(HealthDay News) — Compared with their international peers, physicians on the front lines of U.S. medicine feel they are not prepared to treat the sickest patients, according to the results of a survey published in Health Affairs.
The new survey collected data from more than 11 000 primary care physicians in Australia, Canada, Germany, the Netherlands, New Zealand, Norway, Sweden, Switzerland, the United Kingdom, and the United States.
Nearly 1 in 4 U.S. primary care doctors said their practices are not well-prepared to care for patients with complex medical needs. In both Germany and the Netherlands, just 12% of primary care doctors reported that their practices were not well-prepared.
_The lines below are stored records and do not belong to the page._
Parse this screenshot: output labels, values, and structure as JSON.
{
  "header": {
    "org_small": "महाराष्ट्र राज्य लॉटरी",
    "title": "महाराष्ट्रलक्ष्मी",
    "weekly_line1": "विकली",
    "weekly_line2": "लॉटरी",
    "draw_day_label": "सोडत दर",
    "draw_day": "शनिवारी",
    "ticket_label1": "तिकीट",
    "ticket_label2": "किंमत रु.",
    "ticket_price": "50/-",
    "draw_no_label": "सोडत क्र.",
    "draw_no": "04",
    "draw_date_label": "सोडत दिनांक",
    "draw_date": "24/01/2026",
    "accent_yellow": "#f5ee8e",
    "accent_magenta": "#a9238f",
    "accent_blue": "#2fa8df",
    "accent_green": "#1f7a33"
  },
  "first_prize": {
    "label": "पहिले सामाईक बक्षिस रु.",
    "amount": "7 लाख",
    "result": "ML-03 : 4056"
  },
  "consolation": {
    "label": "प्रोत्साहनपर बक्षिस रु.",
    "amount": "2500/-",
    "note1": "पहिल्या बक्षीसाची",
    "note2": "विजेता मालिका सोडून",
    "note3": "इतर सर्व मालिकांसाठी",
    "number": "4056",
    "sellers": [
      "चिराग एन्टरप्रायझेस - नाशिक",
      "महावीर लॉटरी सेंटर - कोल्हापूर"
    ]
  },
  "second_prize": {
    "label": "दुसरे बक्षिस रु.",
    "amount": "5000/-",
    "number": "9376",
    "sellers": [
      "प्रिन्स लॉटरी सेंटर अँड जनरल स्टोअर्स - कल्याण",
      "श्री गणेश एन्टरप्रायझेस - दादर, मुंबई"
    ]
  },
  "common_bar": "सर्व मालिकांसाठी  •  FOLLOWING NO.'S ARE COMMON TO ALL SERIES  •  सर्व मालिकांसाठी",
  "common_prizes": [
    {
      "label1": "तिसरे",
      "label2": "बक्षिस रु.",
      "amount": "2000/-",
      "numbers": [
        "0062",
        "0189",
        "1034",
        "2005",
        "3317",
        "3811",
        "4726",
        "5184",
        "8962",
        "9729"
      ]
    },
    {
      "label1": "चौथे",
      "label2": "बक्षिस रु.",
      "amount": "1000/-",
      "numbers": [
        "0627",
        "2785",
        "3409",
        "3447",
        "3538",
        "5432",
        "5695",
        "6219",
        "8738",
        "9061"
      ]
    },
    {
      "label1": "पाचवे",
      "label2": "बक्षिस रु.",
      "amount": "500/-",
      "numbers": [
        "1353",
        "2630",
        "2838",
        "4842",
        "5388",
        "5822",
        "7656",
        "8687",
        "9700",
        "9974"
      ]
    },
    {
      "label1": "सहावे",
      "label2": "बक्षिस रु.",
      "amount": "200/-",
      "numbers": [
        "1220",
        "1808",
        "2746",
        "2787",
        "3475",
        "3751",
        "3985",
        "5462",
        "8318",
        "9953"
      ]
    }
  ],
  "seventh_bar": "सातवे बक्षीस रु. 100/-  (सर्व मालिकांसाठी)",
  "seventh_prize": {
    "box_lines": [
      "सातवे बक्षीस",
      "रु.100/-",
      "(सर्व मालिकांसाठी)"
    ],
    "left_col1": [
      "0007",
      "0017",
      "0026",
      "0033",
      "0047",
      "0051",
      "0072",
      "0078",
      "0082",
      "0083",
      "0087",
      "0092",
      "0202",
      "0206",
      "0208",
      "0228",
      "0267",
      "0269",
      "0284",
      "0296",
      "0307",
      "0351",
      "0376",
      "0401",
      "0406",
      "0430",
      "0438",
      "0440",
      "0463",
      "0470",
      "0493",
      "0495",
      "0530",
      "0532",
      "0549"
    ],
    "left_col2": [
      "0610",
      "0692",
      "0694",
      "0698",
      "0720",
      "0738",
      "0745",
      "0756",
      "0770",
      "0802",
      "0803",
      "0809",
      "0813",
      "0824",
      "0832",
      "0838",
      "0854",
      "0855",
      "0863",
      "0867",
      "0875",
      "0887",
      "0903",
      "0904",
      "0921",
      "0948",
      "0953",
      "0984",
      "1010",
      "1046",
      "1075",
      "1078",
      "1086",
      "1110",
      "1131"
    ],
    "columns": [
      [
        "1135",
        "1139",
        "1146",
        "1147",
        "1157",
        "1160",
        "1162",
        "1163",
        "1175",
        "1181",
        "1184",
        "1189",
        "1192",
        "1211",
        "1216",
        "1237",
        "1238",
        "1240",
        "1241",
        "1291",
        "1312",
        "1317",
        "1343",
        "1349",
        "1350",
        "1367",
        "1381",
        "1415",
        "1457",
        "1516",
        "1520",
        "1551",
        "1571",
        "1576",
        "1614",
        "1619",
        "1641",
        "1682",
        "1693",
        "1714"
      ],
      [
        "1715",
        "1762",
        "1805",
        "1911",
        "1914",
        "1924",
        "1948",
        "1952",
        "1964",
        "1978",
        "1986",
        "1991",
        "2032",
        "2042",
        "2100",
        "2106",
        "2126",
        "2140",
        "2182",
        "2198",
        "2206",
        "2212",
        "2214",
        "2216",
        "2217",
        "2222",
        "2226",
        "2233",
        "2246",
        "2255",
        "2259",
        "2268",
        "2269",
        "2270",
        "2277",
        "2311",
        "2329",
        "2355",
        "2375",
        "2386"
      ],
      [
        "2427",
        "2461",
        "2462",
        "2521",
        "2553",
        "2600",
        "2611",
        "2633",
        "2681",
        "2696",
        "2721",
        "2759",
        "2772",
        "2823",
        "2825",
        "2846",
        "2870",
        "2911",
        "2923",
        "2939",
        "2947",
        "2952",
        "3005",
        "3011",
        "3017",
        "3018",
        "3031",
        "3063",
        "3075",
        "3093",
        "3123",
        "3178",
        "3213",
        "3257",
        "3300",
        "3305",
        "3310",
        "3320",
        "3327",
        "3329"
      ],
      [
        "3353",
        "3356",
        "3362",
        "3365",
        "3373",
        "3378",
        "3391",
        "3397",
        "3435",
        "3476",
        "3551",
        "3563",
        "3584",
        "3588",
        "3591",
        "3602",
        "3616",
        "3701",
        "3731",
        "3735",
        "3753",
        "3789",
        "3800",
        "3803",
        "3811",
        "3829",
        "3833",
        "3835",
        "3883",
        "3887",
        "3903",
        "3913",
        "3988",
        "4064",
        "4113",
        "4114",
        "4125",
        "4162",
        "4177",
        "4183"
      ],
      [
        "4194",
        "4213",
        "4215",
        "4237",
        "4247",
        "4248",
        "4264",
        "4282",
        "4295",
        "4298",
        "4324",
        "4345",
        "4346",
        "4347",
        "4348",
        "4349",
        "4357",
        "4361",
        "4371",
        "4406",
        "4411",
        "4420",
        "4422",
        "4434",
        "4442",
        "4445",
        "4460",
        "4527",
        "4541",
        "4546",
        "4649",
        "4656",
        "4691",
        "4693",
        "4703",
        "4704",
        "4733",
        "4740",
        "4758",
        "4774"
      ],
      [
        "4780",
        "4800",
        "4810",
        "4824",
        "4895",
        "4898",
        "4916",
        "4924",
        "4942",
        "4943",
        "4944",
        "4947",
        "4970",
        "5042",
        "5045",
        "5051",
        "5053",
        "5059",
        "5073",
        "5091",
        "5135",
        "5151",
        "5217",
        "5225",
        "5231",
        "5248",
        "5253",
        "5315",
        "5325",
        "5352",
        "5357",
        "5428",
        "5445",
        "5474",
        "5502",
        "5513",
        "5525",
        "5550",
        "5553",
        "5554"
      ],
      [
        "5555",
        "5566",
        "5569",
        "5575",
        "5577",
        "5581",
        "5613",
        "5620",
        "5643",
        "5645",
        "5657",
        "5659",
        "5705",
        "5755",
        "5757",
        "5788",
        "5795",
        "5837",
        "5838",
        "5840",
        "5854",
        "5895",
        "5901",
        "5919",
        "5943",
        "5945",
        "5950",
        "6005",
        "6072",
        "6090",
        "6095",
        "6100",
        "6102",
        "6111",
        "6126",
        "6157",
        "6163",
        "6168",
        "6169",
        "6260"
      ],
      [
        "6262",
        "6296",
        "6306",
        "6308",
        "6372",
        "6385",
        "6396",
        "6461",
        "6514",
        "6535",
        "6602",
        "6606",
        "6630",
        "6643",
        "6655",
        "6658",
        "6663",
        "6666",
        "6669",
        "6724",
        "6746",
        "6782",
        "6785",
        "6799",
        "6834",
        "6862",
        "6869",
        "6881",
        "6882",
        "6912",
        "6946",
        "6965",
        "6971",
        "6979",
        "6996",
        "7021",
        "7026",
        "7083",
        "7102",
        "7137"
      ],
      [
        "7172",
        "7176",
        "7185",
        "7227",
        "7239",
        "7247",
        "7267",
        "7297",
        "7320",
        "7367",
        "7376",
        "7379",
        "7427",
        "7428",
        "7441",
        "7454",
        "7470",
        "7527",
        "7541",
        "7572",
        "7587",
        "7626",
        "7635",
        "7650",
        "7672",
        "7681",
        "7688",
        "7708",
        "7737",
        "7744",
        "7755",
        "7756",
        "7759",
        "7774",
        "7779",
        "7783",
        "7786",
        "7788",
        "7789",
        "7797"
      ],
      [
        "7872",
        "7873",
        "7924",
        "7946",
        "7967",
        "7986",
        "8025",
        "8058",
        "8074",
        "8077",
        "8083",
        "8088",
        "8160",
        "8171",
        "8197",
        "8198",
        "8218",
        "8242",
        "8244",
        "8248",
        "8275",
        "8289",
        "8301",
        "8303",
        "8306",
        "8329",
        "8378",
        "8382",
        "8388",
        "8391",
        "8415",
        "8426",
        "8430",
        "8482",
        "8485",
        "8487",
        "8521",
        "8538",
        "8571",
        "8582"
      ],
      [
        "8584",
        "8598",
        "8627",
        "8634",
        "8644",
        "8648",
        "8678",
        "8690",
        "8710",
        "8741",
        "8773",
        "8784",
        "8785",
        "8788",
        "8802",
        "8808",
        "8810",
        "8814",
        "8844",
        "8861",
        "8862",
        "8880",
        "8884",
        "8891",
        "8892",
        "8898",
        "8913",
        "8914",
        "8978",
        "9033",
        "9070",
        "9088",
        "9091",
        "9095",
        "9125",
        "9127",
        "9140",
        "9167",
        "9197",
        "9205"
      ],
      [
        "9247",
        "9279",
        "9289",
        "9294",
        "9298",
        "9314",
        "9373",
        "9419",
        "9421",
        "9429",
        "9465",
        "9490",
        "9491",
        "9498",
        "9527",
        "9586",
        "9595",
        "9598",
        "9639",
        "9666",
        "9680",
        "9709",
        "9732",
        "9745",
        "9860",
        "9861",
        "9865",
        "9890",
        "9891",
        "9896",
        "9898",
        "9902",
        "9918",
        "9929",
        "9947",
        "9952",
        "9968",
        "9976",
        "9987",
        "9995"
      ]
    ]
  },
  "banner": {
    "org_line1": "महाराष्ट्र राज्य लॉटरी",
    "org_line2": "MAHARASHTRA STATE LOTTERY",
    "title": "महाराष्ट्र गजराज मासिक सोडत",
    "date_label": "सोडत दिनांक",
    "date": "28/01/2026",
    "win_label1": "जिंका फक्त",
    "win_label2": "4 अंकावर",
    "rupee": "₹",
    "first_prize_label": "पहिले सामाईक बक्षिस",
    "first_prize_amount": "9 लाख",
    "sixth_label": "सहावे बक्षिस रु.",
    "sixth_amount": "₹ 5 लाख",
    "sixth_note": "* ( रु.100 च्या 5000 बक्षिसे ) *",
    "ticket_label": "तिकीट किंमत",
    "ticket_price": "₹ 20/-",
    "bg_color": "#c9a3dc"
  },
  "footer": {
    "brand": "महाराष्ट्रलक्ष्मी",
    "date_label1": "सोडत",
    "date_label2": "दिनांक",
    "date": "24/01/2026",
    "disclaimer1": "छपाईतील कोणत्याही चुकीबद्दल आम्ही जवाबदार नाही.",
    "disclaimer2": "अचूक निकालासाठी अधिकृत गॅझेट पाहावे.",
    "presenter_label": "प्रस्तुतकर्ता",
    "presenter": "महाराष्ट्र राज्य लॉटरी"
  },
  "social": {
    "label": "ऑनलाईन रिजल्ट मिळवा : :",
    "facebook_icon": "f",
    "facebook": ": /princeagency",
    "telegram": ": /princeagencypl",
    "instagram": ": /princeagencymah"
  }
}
Only 1 in 3 U.S. doctors say they are always notified when a patient is discharged from the hospital or seen in the emergency department (ED). The Netherlands leads all nations on those measures, with 2 in 3 doctors saying they hear from the hospital or ED.
In the Netherlands and Great Britain, more than 80% of doctors frequently make home care visits; in the United States, only 6% do so.
Fewer than half of U.S. doctors feel prepared to manage patients with dementia (47%), those needing palliative care (41%), and patients needing home care (46%).
Primary care doctors in the United States are least likely to feel the healthcare system works well, needing only minor changes.
Positive U.S. findings are related to uptake of electronic health records. Fifty-seven percent of U.S. primary care doctors said patients can communicate with them by email. Sixty percent — substantially more than in any other country — said patients can access their medical records electronically.